Health News

President’s New Kidney Policy Aims to Boost Organ Supply in the United States

On Wednesday, President Trump passed an executive order that instructs the government to overhaul the national care program for kidney disease. The purpose is to ensure that everyone with kidney failure would have an opportunity for home dialysis and early transplants.

Trump said that this plan was aimed to boost the number of kidney donors, making it simpler for people with this condition to have dialysis in their own home and facilitate the development of manmade kidneys.

“It is definitely a great moment for improving kidney health in the United States,” said President Trump. However, it will not progress overnight as some parts of the plan would require more regulations from authorities. And since a severe deficiency of organs worsens the needs for more transplants, the government also wants to relieve financial burdens for living donors.

Another change is to take important steps to support the organizations which receive deceased donations to work better. A recent study indicates that might be possible in the long term to find more organs for transplants from deceased donors each year.

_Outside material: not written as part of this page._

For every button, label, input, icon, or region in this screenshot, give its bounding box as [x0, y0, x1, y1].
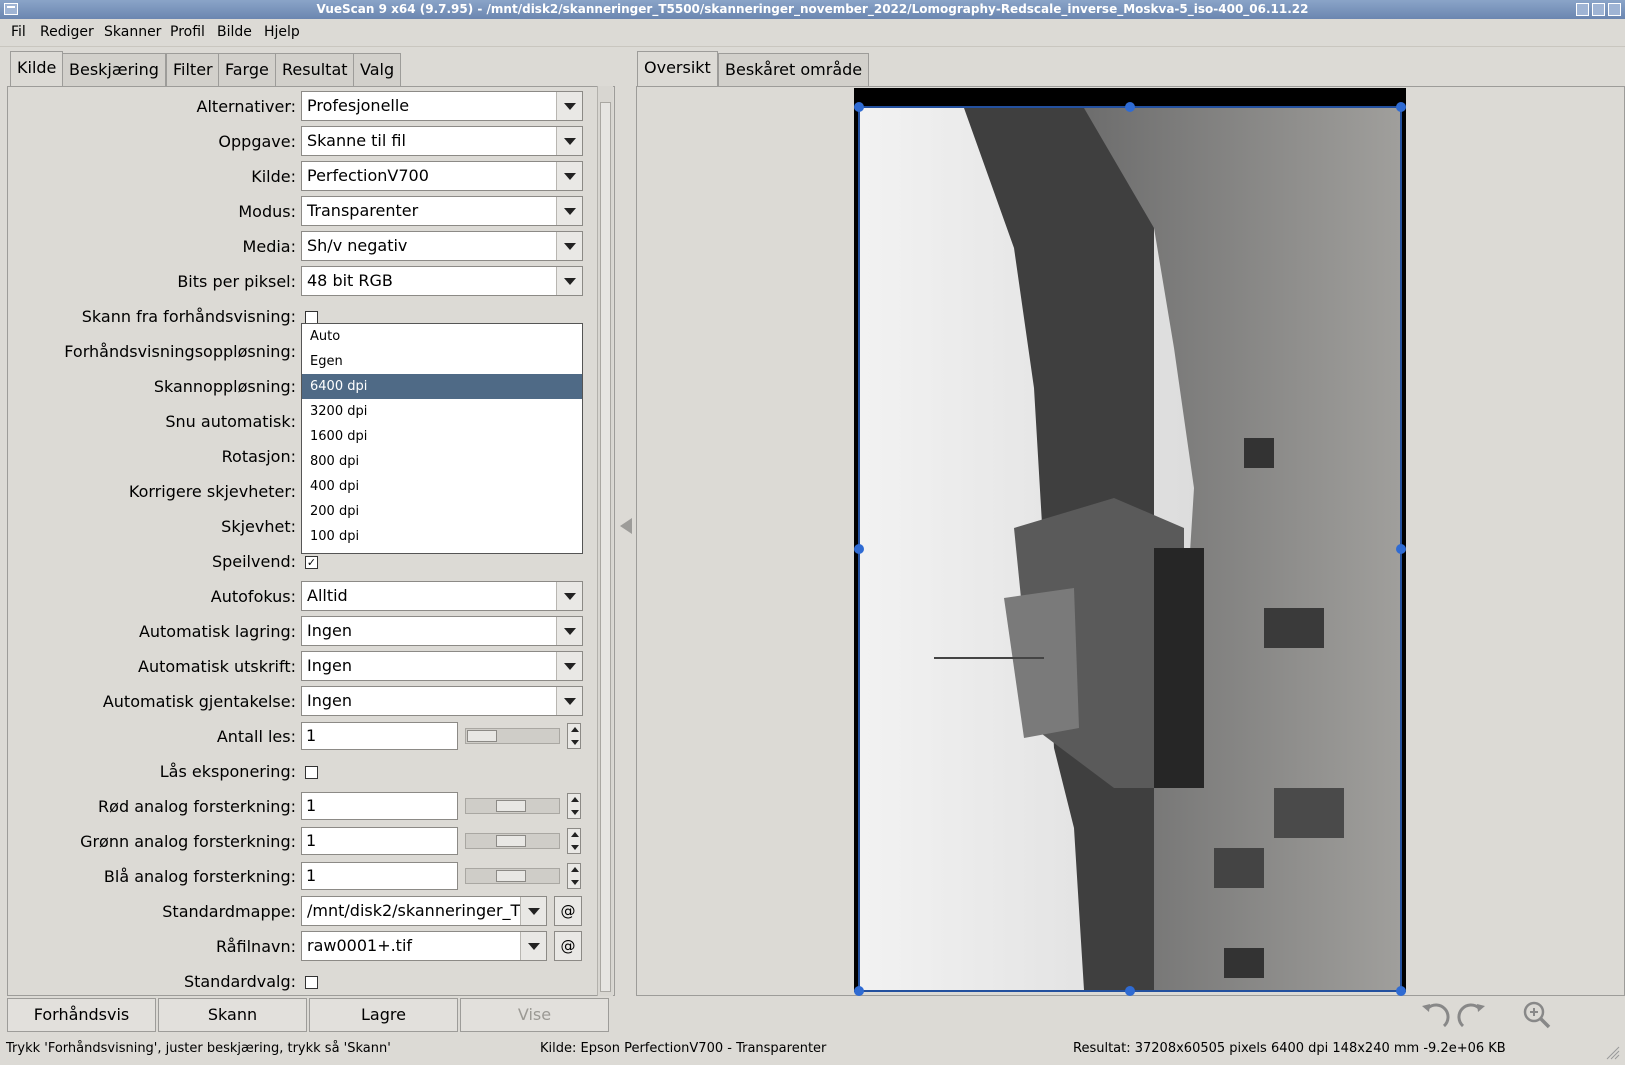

Health officials have announced that they plan to change the current system that favors time-consuming and costly dialysis in most hospitals over simpler-to-do at-home transplants or care that help patients have a longer life.

“At the moment, most financial incentives go to dialysis rather than long-term survivorship and transplantation,” said a health official, whose mother had at-home dialysis before having a donor transplant.

It is estimated that approximately 30 million people suffer from kidney disease in the United States. This costs Medicare more than $110 billion.

The two main causes of kidney disease include high blood pressure and diabetes. Careful treatments could help alleviate the symptoms. But many people have their kidneys fail, which require dialysis or transplant to survive.

Around 95,000 out of the 110,000 patients on the organ waiting list require a kidney. There were around 21,150 kidney transplants last year. A small number, 6440, were from living donors.

“The longer you are on dialysis, the worse the complications are,” said a transplant surgeon.

In most cases, transplant centers do not see people with kidney disease until they have been on dialysis for a long time. And though any transplant is favorable, the best option is from a living donor as those organs can work faster, longer, and better.